Now consider a case with a single large value.

Example 2

Input:

1
1000000000
Step Current value Total
Start - 0
1 1000000000 1000000000

This confirms that the algorithm correctly handles the minimal case and large values without overflow in Python.

Complexity Analysis

Measure Complexity Explanation
Time O(N) Each moss piece is processed exactly once in a single pass
Space O(1) Only a single accumulator is required beyond input storage

The constraints cap N at 1000, so a linear scan is comfortably within limits. Even if N were much larger, the same structure would remain optimal since every element must be read at least once.

Test Cases

import sys, io

def run(inp: str) -> str:
    sys.stdin = io.StringIO(inp)
    from contextlib import redirect_stdout
    import builtins

    output = io.StringIO()
    with redirect_stdout(output):
        import sys
        input = sys.stdin.readline

        n = int(sys.stdin.readline().strip())
        arr = list(map(int, sys.stdin.readline().split()))
        print(sum(arr))

    return output.getvalue().strip()

# provided sample
assert run("3\n1 2 3\n") == "6"

# single element
assert run("1\n5\n") == "5"

# all equal values
assert run("4\n2 2 2 2\n") == "8"

# large values
assert run("2\n1000000000 1000000000\n") == "2000000000"

# alternating values
assert run("5\n1 2 3 4 5\n") == "15"
Test input Expected output What it validates
1 single value 5 Minimal input handling
4 equal values 8 Repeated accumulation correctness
large pair 2000000000 Large integer correctness
1..5 sequence 15 General summation behavior

Edge Cases

For N = 1, the algorithm reads a single value and immediately outputs it. For example, input 1 10 initializes total to 0, adds 10, and prints 10, matching the definition of the lantern burn time.

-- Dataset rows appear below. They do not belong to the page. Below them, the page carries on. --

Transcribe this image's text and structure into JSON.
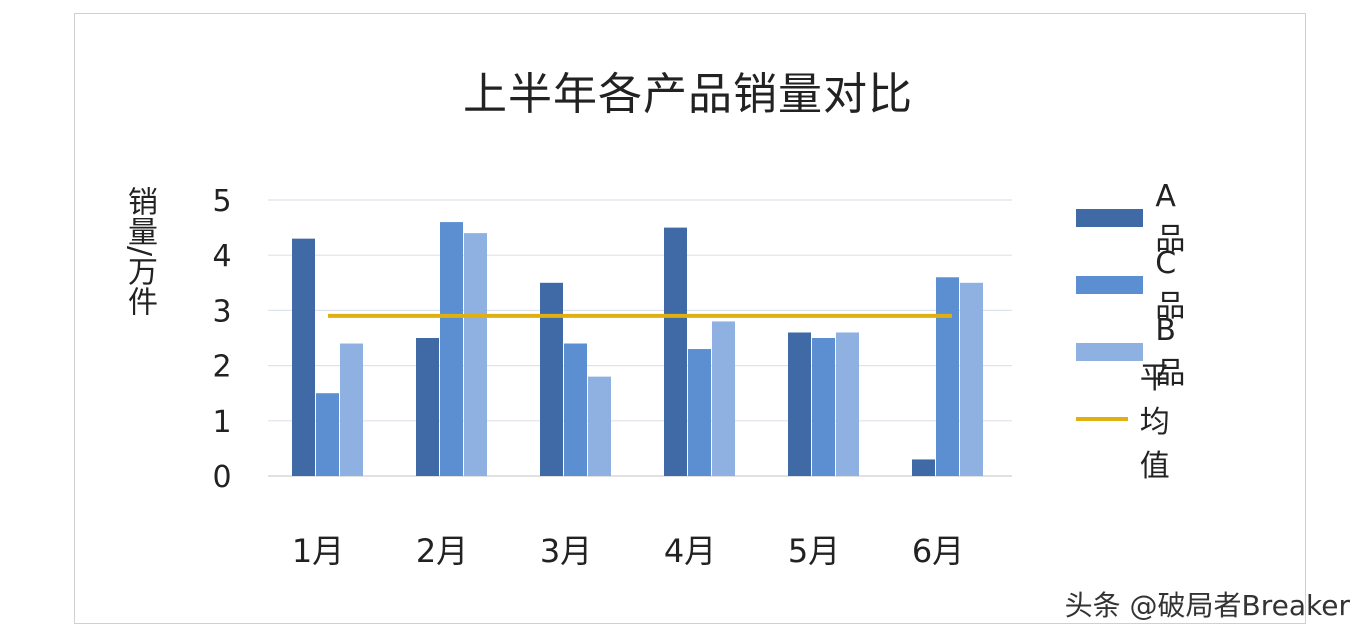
{
  "chart_data": {
    "type": "bar",
    "title": "上半年各产品销量对比",
    "ylabel": "销量/万件",
    "xlabel": "",
    "categories": [
      "1月",
      "2月",
      "3月",
      "4月",
      "5月",
      "6月"
    ],
    "ylim": [
      0,
      5
    ],
    "yticks": [
      "0",
      "1",
      "2",
      "3",
      "4",
      "5"
    ],
    "grid": true,
    "legend_position": "right",
    "series": [
      {
        "name": "A品",
        "color": "#3f6aa5",
        "values": [
          4.3,
          2.5,
          3.5,
          4.5,
          2.6,
          0.3
        ]
      },
      {
        "name": "C品",
        "color": "#5b8fd1",
        "values": [
          1.5,
          4.6,
          2.4,
          2.3,
          2.5,
          3.6
        ]
      },
      {
        "name": "B品",
        "color": "#8eb1e2",
        "values": [
          2.4,
          4.4,
          1.8,
          2.8,
          2.6,
          3.5
        ]
      }
    ],
    "average_line": {
      "name": "平均值",
      "color": "#e0b010",
      "value": 2.9
    }
  },
  "watermark": "头条 @破局者Breaker"
}
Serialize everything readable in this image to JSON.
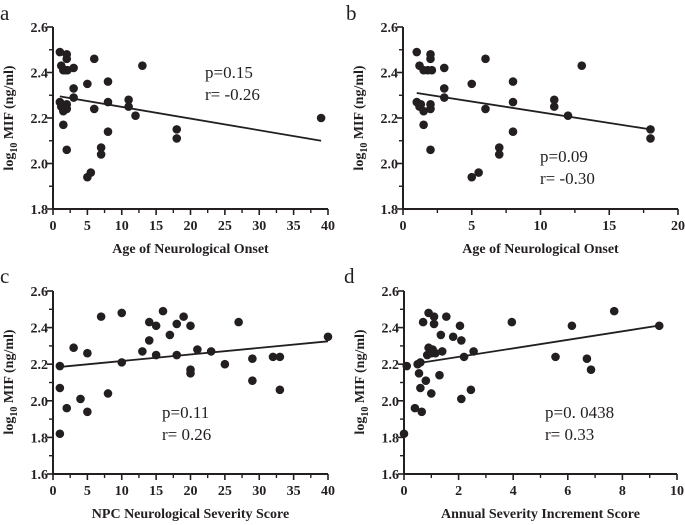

For maximum values like 1000 copies of 10^9, the loop adds each value sequentially. The accumulator grows from 0 to 10^12 without any intermediate truncation in Python, producing the correct final result. In languages with fixed-width integers, this is where overflow would typically occur, but the logic itself remains correct.

If all values are identical, say 3 7 7 7, the algorithm performs repeated addition of the same number. The structure of the loop does not assume uniqueness, so the final sum naturally becomes 21, matching the expected aggregate behavior.